Sort of. They created an alphabet called Hangul to be used for Korean sounds and make it easier to read, similar to why the Japanese made kana. For a while, it looked like Hangul and Hanja (Korean for Hanzi/Kanji) would be used together like Kanji and Kana, but strangely enough, during the Japanese Administration they encouraged the use of Hangul with Korean (presumably to drive a wedge of 'difference' between them and China) while still trying to get them to use Japanese.

Hangeul is actually interesting; there's a controversial thesis postulated by some that Hangeul is in fact a descendant of Phagspa, which if true makes it also a descendant of the Brahmi family of scripts. Whether that's true or not remains to be proven, but it would be something definitely worth an AH timeline or story on.

And yet, the koreans still have to use hanja in some places to disambiguate.

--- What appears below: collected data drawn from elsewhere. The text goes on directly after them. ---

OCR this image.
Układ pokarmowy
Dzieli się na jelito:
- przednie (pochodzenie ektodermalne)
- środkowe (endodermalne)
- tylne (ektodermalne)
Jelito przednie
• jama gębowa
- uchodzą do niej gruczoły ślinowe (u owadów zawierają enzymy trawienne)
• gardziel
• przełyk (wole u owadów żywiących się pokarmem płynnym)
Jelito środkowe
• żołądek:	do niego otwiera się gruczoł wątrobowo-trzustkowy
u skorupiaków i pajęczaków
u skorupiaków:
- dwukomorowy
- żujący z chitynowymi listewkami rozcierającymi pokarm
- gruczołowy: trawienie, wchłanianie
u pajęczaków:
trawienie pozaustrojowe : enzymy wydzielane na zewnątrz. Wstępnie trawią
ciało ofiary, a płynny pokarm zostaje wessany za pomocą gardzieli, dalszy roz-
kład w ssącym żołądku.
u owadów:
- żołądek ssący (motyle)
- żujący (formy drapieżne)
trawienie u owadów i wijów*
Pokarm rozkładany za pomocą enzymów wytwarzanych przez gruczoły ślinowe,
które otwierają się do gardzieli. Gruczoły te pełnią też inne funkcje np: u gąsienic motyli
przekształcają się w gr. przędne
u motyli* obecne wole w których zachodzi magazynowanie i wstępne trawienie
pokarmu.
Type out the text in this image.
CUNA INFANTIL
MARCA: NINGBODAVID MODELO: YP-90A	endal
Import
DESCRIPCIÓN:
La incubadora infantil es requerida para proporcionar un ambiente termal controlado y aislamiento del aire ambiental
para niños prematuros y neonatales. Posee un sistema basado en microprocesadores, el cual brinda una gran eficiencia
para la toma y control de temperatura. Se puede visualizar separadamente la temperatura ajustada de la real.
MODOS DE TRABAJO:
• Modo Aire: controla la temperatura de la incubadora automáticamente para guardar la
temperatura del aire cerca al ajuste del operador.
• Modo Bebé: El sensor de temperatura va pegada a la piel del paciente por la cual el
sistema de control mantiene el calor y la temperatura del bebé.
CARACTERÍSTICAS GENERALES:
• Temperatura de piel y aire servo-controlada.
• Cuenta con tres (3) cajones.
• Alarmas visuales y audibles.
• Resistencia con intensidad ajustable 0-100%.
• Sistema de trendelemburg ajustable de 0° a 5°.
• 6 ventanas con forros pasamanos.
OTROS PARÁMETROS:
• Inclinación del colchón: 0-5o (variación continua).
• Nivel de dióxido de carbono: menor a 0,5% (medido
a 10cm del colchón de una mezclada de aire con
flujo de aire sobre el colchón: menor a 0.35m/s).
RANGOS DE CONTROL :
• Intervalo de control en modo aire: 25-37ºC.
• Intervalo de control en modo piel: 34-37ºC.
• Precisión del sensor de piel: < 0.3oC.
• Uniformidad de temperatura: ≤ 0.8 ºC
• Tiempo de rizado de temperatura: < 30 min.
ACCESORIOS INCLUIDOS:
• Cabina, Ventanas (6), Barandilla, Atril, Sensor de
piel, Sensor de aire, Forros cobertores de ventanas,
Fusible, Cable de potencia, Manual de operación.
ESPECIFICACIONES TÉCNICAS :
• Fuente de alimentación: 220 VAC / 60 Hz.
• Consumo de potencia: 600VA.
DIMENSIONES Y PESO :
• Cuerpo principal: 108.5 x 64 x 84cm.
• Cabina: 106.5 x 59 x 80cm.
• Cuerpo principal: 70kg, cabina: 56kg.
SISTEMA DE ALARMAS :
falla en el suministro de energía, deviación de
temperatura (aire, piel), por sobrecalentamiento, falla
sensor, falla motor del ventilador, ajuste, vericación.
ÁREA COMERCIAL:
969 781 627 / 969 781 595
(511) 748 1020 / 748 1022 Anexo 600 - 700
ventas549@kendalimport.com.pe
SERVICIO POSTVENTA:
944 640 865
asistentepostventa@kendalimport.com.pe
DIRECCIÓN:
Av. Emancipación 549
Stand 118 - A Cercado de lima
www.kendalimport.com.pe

Not really - with the exception of North Korea (which banned hanja completely), South Korea has been progressively abolishing hanja even for disambiguation purposes. What helps is that unlike Sino-Japanese, Sino-Korean is a single set of readings which can definitely be inferred from context in both written and spoken language without need for using hanja. Part of this is because of the erratic nature of teaching hanja in South Korean schools.